A Florida DUI case is getting attention because it hits one of the biggest misunderstandings in modern driving technology. It is not just about one driver; it is about what people think these systems can do versus what they are actually designed to do.
We have had a bit of fun with Florida DUI arrests lately. From the driver trying to hand off a Barnes & Noble card during a stop to the one blaming excessive speed on “it’s a Supra”, some of these cases come with a built-in punch line.
That is part of the reason we cover them. The humor might get the click, but the goal is simple. Educate people about what can happen. Get them to slow down, not drive impaired, and not drive distracted. If the more ridiculous cases stick in someone’s head long enough to change a decision, that is a win.
This one really doesn’t have that punchline.
Instead, it taps into something else entirely, a growing confusion about what modern driver-assist systems can and cannot do. According to authorities, Kimberly Brown, 37, was found around 2 a.m. on Friday, April 24, asleep behind the wheel of a Tesla stopped in the middle lane of I-75 southbound near mile marker 217.
Troopers said the vehicle had stopped after the driver failed to provide input, but the assumption behind that decision makes this case stand out.
What Troopers Say Happened

Authorities said Brown was using the Tesla’s Autopilot feature when the vehicle came to a stop.
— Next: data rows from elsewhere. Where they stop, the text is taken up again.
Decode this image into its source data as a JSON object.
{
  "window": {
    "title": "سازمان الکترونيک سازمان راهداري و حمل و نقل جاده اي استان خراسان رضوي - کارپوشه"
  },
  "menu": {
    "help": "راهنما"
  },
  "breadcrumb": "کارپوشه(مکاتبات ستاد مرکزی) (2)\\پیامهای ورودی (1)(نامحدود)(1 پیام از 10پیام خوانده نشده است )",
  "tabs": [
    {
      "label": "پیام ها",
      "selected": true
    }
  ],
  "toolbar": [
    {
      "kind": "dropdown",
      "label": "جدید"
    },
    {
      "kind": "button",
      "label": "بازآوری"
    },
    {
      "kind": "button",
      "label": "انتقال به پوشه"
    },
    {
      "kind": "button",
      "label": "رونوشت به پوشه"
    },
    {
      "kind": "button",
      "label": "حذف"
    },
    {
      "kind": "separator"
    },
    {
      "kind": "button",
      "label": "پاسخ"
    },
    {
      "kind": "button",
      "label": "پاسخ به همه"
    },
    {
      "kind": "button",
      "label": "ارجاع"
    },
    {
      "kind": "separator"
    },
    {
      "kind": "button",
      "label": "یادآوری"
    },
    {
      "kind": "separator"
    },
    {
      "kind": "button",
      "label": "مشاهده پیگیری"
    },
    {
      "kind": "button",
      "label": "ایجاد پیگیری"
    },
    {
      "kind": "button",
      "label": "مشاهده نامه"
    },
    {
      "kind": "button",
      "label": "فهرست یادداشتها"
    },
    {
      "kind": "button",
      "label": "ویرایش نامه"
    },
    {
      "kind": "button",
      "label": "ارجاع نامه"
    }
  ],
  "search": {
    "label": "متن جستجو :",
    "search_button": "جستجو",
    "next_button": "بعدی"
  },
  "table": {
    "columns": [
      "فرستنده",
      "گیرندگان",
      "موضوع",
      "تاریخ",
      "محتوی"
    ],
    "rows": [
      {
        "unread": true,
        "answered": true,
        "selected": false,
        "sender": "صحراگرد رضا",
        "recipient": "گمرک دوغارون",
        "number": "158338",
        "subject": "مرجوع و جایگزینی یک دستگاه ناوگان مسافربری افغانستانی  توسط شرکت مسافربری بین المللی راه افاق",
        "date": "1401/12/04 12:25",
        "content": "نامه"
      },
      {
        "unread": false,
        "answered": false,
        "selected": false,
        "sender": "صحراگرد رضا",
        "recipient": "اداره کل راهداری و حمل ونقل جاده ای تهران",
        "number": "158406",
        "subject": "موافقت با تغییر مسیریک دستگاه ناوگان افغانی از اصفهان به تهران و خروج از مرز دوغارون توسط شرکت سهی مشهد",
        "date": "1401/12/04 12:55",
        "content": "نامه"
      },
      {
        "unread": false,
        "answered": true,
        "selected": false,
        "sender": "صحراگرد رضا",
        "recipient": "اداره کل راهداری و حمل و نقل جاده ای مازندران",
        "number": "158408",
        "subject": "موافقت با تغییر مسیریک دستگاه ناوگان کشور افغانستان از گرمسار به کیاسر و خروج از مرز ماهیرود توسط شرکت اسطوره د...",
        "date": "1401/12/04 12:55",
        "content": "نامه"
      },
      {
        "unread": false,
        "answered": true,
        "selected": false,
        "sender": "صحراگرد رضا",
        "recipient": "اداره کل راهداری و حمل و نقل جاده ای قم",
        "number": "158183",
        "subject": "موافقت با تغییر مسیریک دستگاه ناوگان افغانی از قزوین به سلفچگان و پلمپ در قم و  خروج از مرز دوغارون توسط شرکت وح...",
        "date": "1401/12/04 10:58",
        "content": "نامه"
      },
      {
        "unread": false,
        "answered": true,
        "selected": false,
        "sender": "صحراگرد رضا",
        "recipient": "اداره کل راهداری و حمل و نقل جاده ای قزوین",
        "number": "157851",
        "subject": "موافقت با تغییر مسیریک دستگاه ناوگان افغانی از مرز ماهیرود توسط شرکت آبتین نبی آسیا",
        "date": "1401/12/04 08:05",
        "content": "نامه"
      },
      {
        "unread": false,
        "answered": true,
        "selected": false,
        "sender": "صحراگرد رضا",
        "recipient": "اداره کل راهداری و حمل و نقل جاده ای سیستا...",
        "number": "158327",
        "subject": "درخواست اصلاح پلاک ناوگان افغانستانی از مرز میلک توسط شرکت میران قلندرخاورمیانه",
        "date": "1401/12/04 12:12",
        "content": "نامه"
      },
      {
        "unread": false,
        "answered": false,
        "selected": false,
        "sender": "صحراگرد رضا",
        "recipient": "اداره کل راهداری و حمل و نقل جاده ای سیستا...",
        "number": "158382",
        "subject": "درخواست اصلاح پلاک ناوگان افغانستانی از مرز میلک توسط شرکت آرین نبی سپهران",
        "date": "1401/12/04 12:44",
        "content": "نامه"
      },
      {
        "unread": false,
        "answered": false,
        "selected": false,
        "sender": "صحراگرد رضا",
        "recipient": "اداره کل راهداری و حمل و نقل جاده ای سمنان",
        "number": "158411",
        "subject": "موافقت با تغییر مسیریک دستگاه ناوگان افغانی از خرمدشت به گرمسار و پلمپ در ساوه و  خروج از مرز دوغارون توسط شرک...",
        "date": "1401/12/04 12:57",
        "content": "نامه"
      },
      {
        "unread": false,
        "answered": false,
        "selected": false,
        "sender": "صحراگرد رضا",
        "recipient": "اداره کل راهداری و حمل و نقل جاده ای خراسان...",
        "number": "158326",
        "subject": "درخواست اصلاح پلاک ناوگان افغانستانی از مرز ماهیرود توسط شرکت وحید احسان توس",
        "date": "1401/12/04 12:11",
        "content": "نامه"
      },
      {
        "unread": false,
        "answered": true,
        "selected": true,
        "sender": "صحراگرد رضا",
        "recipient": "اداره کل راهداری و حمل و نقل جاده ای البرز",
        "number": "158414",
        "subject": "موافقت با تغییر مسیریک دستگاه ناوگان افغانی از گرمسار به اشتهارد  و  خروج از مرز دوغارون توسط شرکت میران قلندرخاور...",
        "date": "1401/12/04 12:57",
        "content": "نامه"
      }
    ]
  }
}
That detail matters because Autopilot is not the same thing as a sober driver. It is a driver assistance system, not a legal loophole, and not a replacement for the person behind the wheel.
According to the report, Brown was booked into the Manatee County Jail on a DUI charge. Troopers also used the case to make the larger point plainly: to sit behind the wheel, a driver must be sober, awake, alert, hands on the wheel, and eyes on the road.

Police Have Warned About This Before
This is not the first time law enforcement has had to spell this out. In a Facebook post, the Sansom Park Police Department put it as directly as possible, warning that using Autopilot while intoxicated does not make a Tesla a designated driver.
The department added that the car might steer, but the person behind the wheel is still there, both literally and legally. It also leaned on a pop culture reference that makes the point stick, noting that the system is not KITT from Knight Rider.
The Comment Section Says a Lot About the Problem
The reaction online shows why police keep having to repeat this message. A lot of commenters focused on the same idea, questioning whether she was actually driving if the car was on Autopilot. Some argued the DUI should not apply, others treated the Tesla like a designated driver, and a few suggested sitting in a different seat might change the outcome.
That repetition is the real story. People are treating driver assistance like full automation, and full automation like a personal taxi. That is not how these systems work, and it is not how responsibility works once someone gets behind the wheel.
Autopilot, Full Self-Driving, and the Reality Gap
Some commenters correctly pointed out that Tesla Autopilot and Full Self-Driving are not the same thing. That distinction matters, but it does not change the bigger point.
Whether a driver is using Autopilot, Full Self-Driving, adaptive cruise control, or lane keeping, the person behind the wheel is still responsible for the vehicle. The technology can assist with steering and speed, but it cannot make someone sober or alert, nor can it turn a DUI into a rideshare.
Tesla Is Not Your DD
The system stopped the car when the driver stopped responding. That likely prevented something worse. But a Tesla sitting in the middle lane of I-75 at 2 a.m. is not a safe outcome. It is just where the system runs out of options.
A Tesla is not your DD. It is not a backup plan, and it is not an excuse.
If you have been drinking, do not get behind the wheel. Call an Uber. Get a ride. Hand over the keys.
The system did what it could. The decision is what put it there.